Millions of us unlock our smartphones by letting them scan our faces. Soon we’ll have to do the same to review our tax records online.
Starting this summer, the Internal Revenue Service will require taxpayers to provide images of their faces to access their data on the agency’s website. It’s a major advance in government use of biometric security systems, which unlock data based on a person’s physical features, like facial appearance or fingerprints. Biometric systems are designed to be more secure than traditional passwords, which are often easy to crack.
But privacy advocates worry that the new IRS system will normalize the use of biometric systems, compelling citizens to provide this sensitive data to a vast array of government agencies and businesses.
India McKinney, director of federal affairs for the Electronic Frontier Foundation, a digital civil liberties group, noted that taxpayers will have no choice about using the system, because the IRS hasn’t offered a non-biometric way to log in.
“You cannot opt out of paying taxes,” McKinney said. “This is kind of a big deal, and it’s bad.”
The IRS said that contrary to some earlier press reports, taxpayers will not have to use the system to file their returns. “The IRS emphasizes taxpayers can pay or file their taxes without submitting a selfie or other information to a third-party identity verification company,” the agency said in an e-mailed statement.
But people will need the new system for other activities, like filing for the federal child tax credit, reviewing tax records from previous years, or setting up payment plans.
The agency will rely on technology from ID.me, a Virginia company that’s already used by a number of state unemployment insurance agencies to combat benefit fraud. Using the system requires a smartphone or a computer with a webcam. Users must take a picture of a photo ID, such as a driver’s license or passport. Users then take photos of themselves. The ID.me system compares the live image with the photo ID, confirming that it’s the same person.
Data security blogger Brian Krebs, who first reported on the new policy last week, said the IRS and other government agencies are desperate to find better ways to secure their systems. He cited the state of California, where criminals using fake IDs have stolen at least $20 billion in unemployment benefits linked to the COVID pandemic.
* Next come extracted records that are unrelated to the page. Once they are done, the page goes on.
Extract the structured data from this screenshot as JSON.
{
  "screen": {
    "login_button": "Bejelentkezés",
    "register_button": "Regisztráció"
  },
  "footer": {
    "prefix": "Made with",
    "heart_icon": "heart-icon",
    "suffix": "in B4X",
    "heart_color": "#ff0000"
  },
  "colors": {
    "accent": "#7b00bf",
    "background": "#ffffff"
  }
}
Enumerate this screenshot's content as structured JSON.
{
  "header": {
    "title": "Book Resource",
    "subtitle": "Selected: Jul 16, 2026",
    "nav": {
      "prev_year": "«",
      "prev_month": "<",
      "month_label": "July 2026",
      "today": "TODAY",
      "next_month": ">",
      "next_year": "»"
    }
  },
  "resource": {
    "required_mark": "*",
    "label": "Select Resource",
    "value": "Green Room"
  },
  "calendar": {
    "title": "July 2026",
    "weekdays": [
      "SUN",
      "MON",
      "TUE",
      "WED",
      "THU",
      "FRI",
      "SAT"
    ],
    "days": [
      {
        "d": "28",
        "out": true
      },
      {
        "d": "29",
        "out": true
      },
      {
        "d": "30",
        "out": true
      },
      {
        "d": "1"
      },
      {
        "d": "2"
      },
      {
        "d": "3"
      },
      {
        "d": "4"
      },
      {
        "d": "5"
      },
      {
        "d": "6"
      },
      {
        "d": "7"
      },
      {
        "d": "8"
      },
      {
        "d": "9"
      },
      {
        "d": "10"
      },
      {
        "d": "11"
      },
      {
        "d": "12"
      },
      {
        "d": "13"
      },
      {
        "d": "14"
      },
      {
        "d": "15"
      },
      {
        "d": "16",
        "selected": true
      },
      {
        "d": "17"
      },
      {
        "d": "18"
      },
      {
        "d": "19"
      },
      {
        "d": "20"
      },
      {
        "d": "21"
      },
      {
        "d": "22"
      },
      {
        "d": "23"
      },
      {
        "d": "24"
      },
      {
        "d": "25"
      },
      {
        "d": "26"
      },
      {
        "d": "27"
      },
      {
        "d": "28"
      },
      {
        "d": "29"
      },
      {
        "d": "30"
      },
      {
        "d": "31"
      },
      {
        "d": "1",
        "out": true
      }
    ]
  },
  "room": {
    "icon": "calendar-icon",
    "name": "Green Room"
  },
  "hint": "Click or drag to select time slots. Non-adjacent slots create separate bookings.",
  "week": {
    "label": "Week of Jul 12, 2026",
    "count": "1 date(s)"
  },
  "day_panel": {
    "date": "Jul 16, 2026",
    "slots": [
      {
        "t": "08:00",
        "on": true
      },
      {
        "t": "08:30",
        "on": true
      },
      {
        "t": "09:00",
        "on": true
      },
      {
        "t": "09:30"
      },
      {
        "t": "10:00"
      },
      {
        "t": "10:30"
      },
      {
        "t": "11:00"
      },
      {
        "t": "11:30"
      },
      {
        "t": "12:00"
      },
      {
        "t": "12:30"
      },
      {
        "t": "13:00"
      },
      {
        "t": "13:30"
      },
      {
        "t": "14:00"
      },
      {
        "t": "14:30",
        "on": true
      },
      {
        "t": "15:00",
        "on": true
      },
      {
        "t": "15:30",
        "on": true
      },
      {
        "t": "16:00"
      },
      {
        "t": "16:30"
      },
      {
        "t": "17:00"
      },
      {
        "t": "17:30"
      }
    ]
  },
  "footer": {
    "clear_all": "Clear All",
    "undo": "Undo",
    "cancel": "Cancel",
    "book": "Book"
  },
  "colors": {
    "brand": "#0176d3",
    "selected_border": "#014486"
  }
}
Standard security systems try to confirm a person’s identity through phone numbers, street addresses, or Social Security numbers. But data thieves have stolen so much of this information from corporate and government databases that it’s easy for criminals to come up with the correct answers. “There are a thousand ways to find out,” said Krebs.
Last year, for example, security researchers found an automated bot on the messaging service Telegram that could be used by anybody to look up millions of personal phone numbers that had been stolen from Facebook by hackers.
Biometric data is much harder to fake than a phone number. But McKinney said there’s no guarantee that facial databases won’t eventually be stolen just like other identifiers. She said this would create a far greater danger, because while somebody can get a new phone number or Social Security number, nobody can get a new face.
ID.me said it stores all data in encrypted form inside highly secure data centers. The company also said that it will delete personal data on request, does not sell the data to other companies, and will only share it with the government when required by law or by court order.